Is it possible to transcend them – and what could that look like? Those are questions that influence my process today. With that in mind, I use design to investigate social codes and symbols in society with the objective to deconstruct and reconstruct the meaning they carry.
The Afropicks project started with an interrogation of ‘Swedishness’. How does your work seek to counter assumptions about Swedish design?
Afropicks allowed me to give multicultural perspectives an outlet through an object that carries deep historical roots and heritage. The object, an afro comb, has a standard design which historically has been a symbol for Black pride and power. I wanted to create a collection that encapsulated the comb’s symbolism whilst also channelling stories of in-betweenness and fluidity.
In the eight-piece collection I explore shapes, materials and colours, which through the process came to symbolise ‘mixedness’, whilst elevating the traditional comb design. Behind each comb is a story and behind each story is a person.
By giving these stories an outlet, it also aspires to challenge narrow perspectives of what Swedishness and Swedish design is. I would say that Swedish design is under development, and inevitably so. It cannot continue to stay stifled – right now it’s not inclusive of how Swedish society actually is. It needs to adapt to the experiences that it’s made up of – just like an afro comb can bear the meaning of the people that use it.

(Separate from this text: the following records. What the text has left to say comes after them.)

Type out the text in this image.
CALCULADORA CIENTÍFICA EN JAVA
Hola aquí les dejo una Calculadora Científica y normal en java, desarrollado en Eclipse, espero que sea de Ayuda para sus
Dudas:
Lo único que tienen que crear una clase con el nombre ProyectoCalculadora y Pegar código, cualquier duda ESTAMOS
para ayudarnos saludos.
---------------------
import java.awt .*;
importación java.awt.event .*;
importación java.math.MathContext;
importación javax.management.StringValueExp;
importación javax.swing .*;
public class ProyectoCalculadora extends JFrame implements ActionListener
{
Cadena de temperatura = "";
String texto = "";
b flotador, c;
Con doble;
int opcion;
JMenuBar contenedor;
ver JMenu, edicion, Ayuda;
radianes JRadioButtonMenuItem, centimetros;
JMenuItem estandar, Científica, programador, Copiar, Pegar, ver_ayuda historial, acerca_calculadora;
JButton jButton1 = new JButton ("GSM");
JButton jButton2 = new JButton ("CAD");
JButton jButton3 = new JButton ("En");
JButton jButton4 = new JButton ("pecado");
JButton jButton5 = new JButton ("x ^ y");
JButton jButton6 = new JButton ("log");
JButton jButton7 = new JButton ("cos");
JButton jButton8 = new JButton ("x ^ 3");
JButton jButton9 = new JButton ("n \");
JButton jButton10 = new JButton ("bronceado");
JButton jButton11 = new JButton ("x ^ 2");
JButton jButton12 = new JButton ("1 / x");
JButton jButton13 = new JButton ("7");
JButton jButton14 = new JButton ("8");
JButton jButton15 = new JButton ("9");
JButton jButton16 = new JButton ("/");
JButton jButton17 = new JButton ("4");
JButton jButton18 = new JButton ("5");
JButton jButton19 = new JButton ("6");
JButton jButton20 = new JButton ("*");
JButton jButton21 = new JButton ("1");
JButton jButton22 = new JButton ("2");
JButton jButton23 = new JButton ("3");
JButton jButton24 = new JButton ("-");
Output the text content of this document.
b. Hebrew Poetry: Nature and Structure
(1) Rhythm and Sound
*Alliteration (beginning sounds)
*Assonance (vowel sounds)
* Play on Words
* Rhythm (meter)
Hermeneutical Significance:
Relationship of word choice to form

Your cabinet piece pulls in references to your Caribbean heritage. Can you tell us more about it?
Historically the cabinet is a piece of furniture that symbolises high status. Looking at both traditional and modern styles that are applied in exclusive cabinets, I wanted to play with new references and manufacturing techniques. Influenced by Scandinavian design, street culture and the annual Carnival in Trinidad and Tobago, this became a style and material investigation bound to mixedness.
I combined wood with offcuts from acrylic sheets. I realised that the decor was removable, which made it possible for anyone to add their own pattern beneath the frosted acrylic, using only pen and paper.
In the future this approach is going to be conventional, and conventional is often synonymous with class. Imagine someone looking at this cabinet 50 years from now, finding themselves represented in history.
How do you address environmental sustainability in your work?
I approach environmental sustainability with quality and small-scale production. I want to create objects with meaning, which form a connection to their owner that can carry on over time. If you manage to secure that connection, then I believe you can create a more sustainable design and production ecosystem.
So you’re not so interested in mass production?
So far, my furniture objects have been the result of creative experiments, not necessarily made for mass production. I’ve had a playful approach to these designs which is a trait that I try to embed in my work. Doing such projects once in a while helps to keep my curiosity alive.
What’s next for you?
I’m currently working on two very exciting projects. One is the launch of a new collection of afro combs that will be presented within a context that deserves to be celebrated.
The other is a collaboration that aims to understand and shine a light on perspectives in a group that’s almost completely underrepresented in society.